By Kate Bernot, @redeyeeatdrink
January 8, 2013
It's telling of malort's taste that most people first try the liquor as a dare.
Chicago-based Jeppson's has produced the wormwood-based spirit for decades, and it's that familiar yellow-and-red bottle that most people associate with the bitter—to put it mildly—flavor.
Prepare your taste buds, though, because there's a new malort contender in town, courtesy of Wicker Park cocktail lounge The Violet Hour.
Before this past weekend, I had tried Jeppson's malort a grand total of twice. The first was at The Green Mill, a legendary jazz bar that seemed the perfect setting for this Chicago rite of passage. The second was in the RedEye newsroom as part of our staff taste test, for which, by the way, we did not receive hazard pay.
I had survived my first two meetings with Mr. Malort and figured it was only right to give The Violet Hour's version a try.

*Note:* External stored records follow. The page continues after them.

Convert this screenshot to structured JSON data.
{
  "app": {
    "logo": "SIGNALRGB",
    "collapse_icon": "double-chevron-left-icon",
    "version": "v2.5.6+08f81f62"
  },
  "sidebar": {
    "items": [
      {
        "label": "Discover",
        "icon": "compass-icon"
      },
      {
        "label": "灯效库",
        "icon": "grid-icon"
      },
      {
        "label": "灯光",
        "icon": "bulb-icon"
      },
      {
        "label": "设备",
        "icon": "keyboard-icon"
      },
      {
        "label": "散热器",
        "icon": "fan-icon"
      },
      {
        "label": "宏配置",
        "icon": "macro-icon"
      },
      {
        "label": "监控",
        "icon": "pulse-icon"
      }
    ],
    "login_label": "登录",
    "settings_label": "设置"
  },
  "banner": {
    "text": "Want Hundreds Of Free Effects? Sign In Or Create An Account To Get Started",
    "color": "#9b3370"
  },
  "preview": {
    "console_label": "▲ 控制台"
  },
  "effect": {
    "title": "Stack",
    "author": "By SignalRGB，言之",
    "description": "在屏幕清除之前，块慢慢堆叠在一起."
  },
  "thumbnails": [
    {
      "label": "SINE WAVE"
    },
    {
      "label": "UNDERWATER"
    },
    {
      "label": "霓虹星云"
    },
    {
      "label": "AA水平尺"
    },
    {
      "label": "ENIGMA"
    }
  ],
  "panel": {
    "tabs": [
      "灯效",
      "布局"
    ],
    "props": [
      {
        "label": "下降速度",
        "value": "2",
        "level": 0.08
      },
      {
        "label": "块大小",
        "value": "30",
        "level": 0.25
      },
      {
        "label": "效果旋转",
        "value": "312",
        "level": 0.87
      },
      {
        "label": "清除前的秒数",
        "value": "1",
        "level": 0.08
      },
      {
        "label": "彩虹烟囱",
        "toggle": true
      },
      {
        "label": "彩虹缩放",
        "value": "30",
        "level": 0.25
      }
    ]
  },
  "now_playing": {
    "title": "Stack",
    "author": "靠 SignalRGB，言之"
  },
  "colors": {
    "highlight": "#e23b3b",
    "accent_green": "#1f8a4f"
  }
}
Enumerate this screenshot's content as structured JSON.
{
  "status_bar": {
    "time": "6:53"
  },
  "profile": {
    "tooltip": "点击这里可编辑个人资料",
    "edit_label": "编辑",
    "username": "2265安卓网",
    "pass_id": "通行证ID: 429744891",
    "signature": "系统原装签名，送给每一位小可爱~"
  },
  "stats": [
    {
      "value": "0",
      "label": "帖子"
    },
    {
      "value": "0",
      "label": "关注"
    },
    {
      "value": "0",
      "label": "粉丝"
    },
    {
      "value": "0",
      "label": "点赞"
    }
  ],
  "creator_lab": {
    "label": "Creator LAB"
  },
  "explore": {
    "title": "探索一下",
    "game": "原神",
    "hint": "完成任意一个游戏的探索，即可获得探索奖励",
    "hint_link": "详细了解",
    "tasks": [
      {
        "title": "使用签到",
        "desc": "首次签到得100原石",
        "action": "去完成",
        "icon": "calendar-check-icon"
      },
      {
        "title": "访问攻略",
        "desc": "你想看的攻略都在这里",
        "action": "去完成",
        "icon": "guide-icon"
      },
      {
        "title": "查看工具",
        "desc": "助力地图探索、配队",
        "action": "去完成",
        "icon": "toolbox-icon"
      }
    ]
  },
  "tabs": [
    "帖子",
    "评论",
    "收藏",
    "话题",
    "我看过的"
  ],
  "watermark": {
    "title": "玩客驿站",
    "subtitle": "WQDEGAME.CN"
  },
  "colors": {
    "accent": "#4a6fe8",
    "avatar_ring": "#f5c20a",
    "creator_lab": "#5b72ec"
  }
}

My server there was so enthused that I had ordered house-made malort--which they've named R. Franklin's Original Recipe Malort after beverage director Robbie Haynes' middle name--that she brought not only a shot of R. Franklin's, but also a shot of Jeppson's with which to compare it. (At which point I preemptively canceled any other plans I had made for the night.)
Dutifully, I took the shot of The Violet Hour's malort, which, at 100-proof to Jeppson's 70-proof, is a Very Grown-Up Drink. It presents most of its flavors—grapefruit, botanicals, burning—up front. It's in stark contrast to Jeppson's, which most people say has an after-kick that's harder than its original taste.
Despite a few requisite post-shot head shakes, I was impressed with what Haynes had created. Working with Letherbee, the Chicago-based distillers of small-batch gin, he's made a spirit that's true to the bitterness of wormwood, but balanced with enough bright citrus and a slight sweetness of elderflower to render it palatable.
Those who aren't ready for a straight shot of the liquor can taste it in the Thigh-High cocktail ($12), which my server also brought me. (At which point I called a cab home in advance.) The egg whites in the cocktail are necessary to temper the bitterness, and Leatherbee gin, honey, amaro and lemon juice are all bold enough to be recognizable alongside the malort.
It's not a drink that everyone will enjoy, and Haynes is OK with that.
"There seems to be a perverse curiosity [about Malort,]" Haynes said. "As with anything bitter, you’re going to get eight people who love it and two whose palates just don’t land that way."
Enough people are loving it that Haynes plans to add a few more malort-based cocktails to the menu this week, and there is even a potential for bottles to be available outside of The Violet Hour if there is a demand.
As for my own malort consumption, I hazily opened the door to my apartment that night thinking that maybe the third time was the charm. Having conquered three malort encounters, I can now safely say, "Wormwood, do your worst."